After that, the crossing of the Red Rock and Black Bear creeks seemed easy, although they, too, were in very dangerous condition, according to Reed. But after the trauma of the journey, the travelers made it to the line with three days to rest before the time set for the opening.

"There we waited for the time when the guns of the soldiers would officially proclaim Oklahoma to settlement," Reed writes.

Unfortunately for the young man, the guns sounded six months too soon. According to government regulations, a person had to be at least 21 years of age in order to stake a claim legally. But, if there was any unoccupied land at the end of the run, the underaged person could take over the claim as long as the right to the property went uncontested, Reed was told.
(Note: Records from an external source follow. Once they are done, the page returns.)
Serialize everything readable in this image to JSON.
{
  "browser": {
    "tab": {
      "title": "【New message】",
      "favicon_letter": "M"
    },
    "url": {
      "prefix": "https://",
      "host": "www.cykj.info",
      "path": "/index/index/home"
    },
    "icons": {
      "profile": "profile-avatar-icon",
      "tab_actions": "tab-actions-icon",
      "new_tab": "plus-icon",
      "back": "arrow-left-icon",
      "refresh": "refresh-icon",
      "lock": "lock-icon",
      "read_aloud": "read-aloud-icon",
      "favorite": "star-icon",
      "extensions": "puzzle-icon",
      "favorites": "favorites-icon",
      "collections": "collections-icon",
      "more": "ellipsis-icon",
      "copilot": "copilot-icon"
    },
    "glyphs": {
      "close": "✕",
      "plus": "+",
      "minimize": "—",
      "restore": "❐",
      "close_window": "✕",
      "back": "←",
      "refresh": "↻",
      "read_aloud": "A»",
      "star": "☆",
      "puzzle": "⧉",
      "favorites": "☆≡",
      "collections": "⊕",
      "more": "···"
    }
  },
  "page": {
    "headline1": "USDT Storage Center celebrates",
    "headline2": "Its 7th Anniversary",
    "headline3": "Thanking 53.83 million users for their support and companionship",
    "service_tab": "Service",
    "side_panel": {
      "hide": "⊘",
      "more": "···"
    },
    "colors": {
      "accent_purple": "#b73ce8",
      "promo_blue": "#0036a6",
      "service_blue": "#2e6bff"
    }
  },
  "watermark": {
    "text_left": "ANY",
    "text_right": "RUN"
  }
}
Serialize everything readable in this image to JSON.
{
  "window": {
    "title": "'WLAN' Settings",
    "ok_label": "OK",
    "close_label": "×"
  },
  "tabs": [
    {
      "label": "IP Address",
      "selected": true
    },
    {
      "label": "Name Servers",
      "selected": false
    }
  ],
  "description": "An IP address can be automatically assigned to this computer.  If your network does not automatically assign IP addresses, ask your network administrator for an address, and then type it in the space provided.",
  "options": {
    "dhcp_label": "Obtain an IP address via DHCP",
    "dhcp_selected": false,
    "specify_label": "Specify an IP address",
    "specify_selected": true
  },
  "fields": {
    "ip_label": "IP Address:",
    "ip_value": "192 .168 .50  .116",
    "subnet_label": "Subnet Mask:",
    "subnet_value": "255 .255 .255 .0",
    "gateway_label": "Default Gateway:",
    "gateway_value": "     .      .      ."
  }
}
So a few days after the first crunch of settlers, the enterprising Reed found a claim unoccupied [near what later became Orlando in Logan County] and put his covered wagon on it, "just like any squatter would do," he writes, "and waited for developments."

A short time later, Reed was told that a man named Short had filed on the property, leaving Reed, in his words, "high and dry."

Without a claim of his own to work, Reed good-naturedly put in a lot of time behind the plow for his father, Emanuel Reed, and a Charles Teel, reserving plenty of time for two of his favorite hobbies, hunting and fishing.

In the latter part of June 1889, Reed moved to Norman, which at that time consisted of tents and some wooden buildings. He later attended the fledgling University of Oklahoma and became a licensed pharmacist and prominent drug store owner in Norman.